Dosya içeriği ve toplanan delillerden; mirasbırakan ...’ün 11.12.2002 tarihinde öldüğü, geriye mirasçı olarak davacı kızı Berrin ile davalı oğlu Adnan Menderes’in kaldığı, murisin maliki olduğu 210 ada 10 parsel sayılı 305,12 m2 miktarlı kargir iki katlı ev ve arsası niteliğindeki taşınmazını 12.10.2001 tarihinde davalının kayınbiraderi olan ...’e satış suretiyle devrettiği, ...’in de murisin ölümünden sonra 16.10.2009 tarihinde taşınmazı davalıya satış suretiyle devrettiği anlaşılmaktadır.

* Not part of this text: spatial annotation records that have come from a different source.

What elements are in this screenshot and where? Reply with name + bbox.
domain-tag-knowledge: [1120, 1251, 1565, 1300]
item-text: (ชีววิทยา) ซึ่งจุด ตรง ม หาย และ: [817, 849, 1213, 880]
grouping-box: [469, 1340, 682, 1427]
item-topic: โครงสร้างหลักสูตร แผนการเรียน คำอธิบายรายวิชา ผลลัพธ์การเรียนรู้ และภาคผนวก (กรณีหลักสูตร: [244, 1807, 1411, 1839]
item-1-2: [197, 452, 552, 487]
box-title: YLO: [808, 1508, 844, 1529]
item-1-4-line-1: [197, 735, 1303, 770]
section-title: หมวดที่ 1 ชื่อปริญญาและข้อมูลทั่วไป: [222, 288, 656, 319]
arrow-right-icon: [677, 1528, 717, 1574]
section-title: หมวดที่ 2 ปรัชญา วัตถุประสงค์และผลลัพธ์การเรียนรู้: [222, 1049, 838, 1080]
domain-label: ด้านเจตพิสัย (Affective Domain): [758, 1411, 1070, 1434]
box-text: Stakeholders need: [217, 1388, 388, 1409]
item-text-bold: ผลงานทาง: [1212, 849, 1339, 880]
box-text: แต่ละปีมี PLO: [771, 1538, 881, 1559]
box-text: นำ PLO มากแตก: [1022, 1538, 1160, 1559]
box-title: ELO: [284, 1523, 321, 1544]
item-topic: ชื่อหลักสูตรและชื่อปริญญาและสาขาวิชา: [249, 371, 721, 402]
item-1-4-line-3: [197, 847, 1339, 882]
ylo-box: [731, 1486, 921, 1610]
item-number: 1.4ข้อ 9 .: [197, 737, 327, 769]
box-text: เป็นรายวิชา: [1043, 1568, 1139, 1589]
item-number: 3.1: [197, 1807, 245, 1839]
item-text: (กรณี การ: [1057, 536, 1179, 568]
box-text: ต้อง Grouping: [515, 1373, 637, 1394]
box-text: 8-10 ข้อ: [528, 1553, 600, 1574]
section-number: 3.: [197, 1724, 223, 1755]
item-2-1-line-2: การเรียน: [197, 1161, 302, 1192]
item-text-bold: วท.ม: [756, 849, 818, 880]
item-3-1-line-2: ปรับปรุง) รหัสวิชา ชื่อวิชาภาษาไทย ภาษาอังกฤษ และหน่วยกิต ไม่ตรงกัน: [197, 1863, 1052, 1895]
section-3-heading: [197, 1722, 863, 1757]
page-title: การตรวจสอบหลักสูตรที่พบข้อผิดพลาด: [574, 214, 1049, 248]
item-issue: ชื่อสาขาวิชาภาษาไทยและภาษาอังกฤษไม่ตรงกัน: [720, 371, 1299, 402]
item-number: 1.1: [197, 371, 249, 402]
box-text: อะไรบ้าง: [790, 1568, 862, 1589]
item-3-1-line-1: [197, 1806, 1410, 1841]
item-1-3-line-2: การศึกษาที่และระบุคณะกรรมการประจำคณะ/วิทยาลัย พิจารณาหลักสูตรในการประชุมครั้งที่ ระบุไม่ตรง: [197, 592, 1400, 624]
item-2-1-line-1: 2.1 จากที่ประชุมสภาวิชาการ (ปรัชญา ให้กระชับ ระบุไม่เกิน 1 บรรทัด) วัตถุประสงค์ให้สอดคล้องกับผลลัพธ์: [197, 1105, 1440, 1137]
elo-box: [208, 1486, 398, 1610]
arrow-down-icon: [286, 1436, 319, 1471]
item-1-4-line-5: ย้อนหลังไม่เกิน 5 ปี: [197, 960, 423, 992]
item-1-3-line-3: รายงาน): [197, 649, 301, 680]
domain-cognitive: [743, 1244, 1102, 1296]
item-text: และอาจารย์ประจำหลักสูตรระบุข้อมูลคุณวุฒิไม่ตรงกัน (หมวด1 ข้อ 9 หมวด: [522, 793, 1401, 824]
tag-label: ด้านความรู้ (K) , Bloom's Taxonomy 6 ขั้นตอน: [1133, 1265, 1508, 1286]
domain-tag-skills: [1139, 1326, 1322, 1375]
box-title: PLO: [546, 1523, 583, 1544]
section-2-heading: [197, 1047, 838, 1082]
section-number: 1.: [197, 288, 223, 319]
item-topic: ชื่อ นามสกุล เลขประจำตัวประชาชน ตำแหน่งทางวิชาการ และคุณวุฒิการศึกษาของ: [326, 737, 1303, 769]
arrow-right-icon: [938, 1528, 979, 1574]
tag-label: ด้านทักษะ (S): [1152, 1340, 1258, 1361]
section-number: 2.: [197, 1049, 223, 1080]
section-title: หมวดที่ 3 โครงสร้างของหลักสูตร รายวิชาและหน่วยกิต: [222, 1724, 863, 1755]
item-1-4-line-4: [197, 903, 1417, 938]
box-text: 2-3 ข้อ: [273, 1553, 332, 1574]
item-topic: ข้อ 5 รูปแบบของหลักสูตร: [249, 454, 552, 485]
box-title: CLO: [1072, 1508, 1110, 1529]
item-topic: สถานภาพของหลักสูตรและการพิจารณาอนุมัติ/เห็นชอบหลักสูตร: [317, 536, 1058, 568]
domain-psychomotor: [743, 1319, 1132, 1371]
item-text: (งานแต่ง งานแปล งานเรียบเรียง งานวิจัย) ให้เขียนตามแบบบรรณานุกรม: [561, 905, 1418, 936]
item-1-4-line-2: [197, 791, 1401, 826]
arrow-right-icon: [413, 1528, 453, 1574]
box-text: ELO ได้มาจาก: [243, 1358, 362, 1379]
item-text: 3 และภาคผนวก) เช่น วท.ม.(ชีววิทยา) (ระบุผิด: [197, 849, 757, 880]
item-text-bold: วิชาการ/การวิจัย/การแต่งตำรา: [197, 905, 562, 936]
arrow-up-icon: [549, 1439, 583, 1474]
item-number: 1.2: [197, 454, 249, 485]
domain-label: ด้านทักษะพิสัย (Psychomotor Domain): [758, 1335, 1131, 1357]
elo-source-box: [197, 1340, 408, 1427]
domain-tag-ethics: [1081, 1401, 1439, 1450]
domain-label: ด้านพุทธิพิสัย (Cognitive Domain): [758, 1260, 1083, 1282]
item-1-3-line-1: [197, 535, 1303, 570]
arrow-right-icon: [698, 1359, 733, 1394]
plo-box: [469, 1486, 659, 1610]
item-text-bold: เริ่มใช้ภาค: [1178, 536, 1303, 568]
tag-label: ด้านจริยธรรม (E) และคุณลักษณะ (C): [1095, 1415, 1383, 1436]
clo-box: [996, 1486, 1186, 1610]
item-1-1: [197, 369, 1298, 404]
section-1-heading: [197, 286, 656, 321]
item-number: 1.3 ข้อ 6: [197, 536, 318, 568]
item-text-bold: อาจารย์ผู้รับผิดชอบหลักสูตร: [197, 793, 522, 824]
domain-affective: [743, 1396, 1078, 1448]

Temyizen incelenen karar, tarafların karşılıklı iddia ve savunmalarına, dayandıkları belgelere, uyuşmazlığa uygulanması gereken hukuk kuralları ile hukuki ilişkinin nitelendirilmesine, dava şartlarına, yargılama ve ispat kuralları ile kararda belirtilen gerekçelere göre usul ve kanuna uygun olup davalı vekili tarafından temyiz dilekçesinde ileri sürülen nedenler kararın bozulmasını gerektirecek nitelikte görülmemiştir.

VI. KARAR

Açıklanan sebeplerle;

Temyiz olunan Bölge Adliye Mahkemesi kararının 6100 sayılı Kanun'un 370. maddesinin birinci fıkrası uyarınca ONANMASINA,

Aşağıda yazılı 16.335,06 TL bakiye onama harcının temyiz eden davalıdan alınmasına,

03.10.2024 tarihinde yürürlüğe giren Avukatlık Asgari Ücret Tarifesi uyarınca gelen temyiz edilen davacı vekili için 28.000,00 TL duruşma vekalet ücretinin davalıdan alınmasına,Dosyanın İlk Derece Mahkemesine, kararın bir örneğinin Bölge Adliye Mahkemesine gönderilmesine,28.01.2025 tarihinde kesin olmak üzere oy birliğiyle karar verildi.